I had done my best to drag myself to the kitchen when the phone rang, only to miss the call when the fourth ring swallowed the life on the other line into voicemail. It had been my boyfriend calling to say goodnight. When the final ring split in half and the call disappeared, I crumpled to the floor like a rag doll and wept, not about anything specific, just an anguish that had been ignored for so long that I could literally no longer stand from the magnitude of it. It was an out of body experience, alone with myself, where all I could do was pray for help because I couldn't take it anymore. I could hear myself screaming inside, and I desperately needed to be released from the emotional hell of guilt and shame. Let's hope this is what is meant by the term "rock bottom" even though it was cheap linoleum underneath me.
When I finally mustered the strength to stand and call my boyfriend back I didn't even have the energy to speak. I just sobbed and tried repeatedly to stutter "I'm okay." I could still feel the chill on my cheek from the kitchen floor, but somehow needed to pretend that all was well. I think I scared him. He asked if he needed to call the hospital or something. I insisted that no, I was going to take a hot bath and relax. He suggested I drink some tea too. Not sure why, but this small idea, his only source of "fixing" things for me, was comforting. I insisted I would be fine, grabbed a stack of spiritual books, took some tea upstairs, and sank slowly into the tub as the water provided me the warm embrace my body so craved.

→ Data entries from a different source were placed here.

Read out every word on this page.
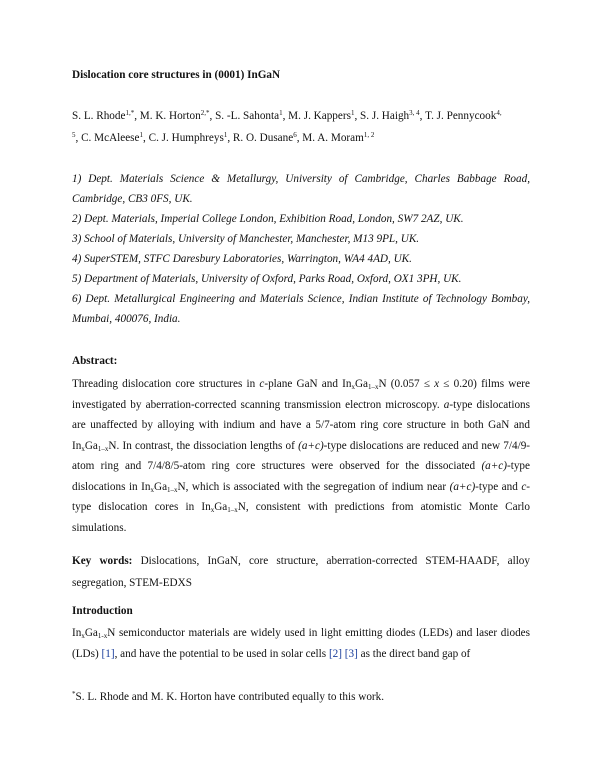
Dislocation core structures in (0001) InGaN
S. L. Rhode$^{1,*}$, M. K. Horton$^{2,*}$, S. -L. Sahonta$^1$, M. J. Kappers$^1$, S. J. Haigh$^{3, 4}$, T. J. Pennycook$^{4,}$
$^5$, C. McAleese$^1$, C. J. Humphreys$^1$, R. O. Dusane$^6$, M. A. Moram$^{1, 2}$
1) Dept. Materials Science & Metallurgy, University of Cambridge, Charles Babbage Road, Cambridge, CB3 0FS, UK.
2) Dept. Materials, Imperial College London, Exhibition Road, London, SW7 2AZ, UK.
3) School of Materials, University of Manchester, Manchester, M13 9PL, UK.
4) SuperSTEM, STFC Daresbury Laboratories, Warrington, WA4 4AD, UK.
5) Department of Materials, University of Oxford, Parks Road, Oxford, OX1 3PH, UK.
6) Dept. Metallurgical Engineering and Materials Science, Indian Institute of Technology Bombay, Mumbai, 400076, India.
Abstract:
Threading dislocation core structures in c-plane GaN and $In_xGa_{1-x}N$ (0.057 ≤ x ≤ 0.20) films were investigated by aberration-corrected scanning transmission electron microscopy. a-type dislocations are unaffected by alloying with indium and have a 5/7-atom ring core structure in both GaN and $In_xGa_{1-x}N$. In contrast, the dissociation lengths of (a+c)-type dislocations are reduced and new 7/4/9-atom ring and 7/4/8/5-atom ring core structures were observed for the dissociated (a+c)-type dislocations in $In_xGa_{1-x}N$, which is associated with the segregation of indium near (a+c)-type and c-type dislocation cores in $In_xGa_{1-x}N$, consistent with predictions from atomistic Monte Carlo simulations.
Key words: Dislocations, InGaN, core structure, aberration-corrected STEM-HAADF, alloy segregation, STEM-EDXS
Introduction
$In_xGa_{1-x}N$ semiconductor materials are widely used in light emitting diodes (LEDs) and laser diodes (LDs) [1], and have the potential to be used in solar cells [2] [3] as the direct band gap of
*S. L. Rhode and M. K. Horton have contributed equally to this work.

The books remained on the floor untouched as I closed my eyes and guided myself into a Milton Erickson style visualization. The Lady of Spring had been lying dormant in a harsh winter for long enough. It was time for her to emerge, and so together we broke through the frozen tundra and watched as life began to animate itself once again, small patches of grass dancing again in defiance of the ice that surrounded it. When I woke from this beautiful vision I had only enough energy to dry off, call my boyfriend as I had promised and insist again that all was well, and allow my dilapidated body to finally sink into bed for the night.
The truth is that I will be okay. Life isn't a 30 minute sitcom though where all the answers come easily and the next day/episode everything is restored to homeostasis. So, today I feel better than linoleum day, and that's progress. Yesterday I laughed with my sister about the ridiculousness of it all, and it felt great to not take everything so seriously for a change. It was cathartic for my cheek to introduce itself to the kitchen floor that night. I have no intention of them becoming friends, but maybe they needed to meet in order for me to move along on this life adventure, to flip the calender page and allow The Lady of Spring to wake again. Maybe she will bring warmth and life, not only to my own reawakening, but to others as they read of my survival of the bitter isolation the winter, and my rebirth into the new possibilities my spring has in store for me.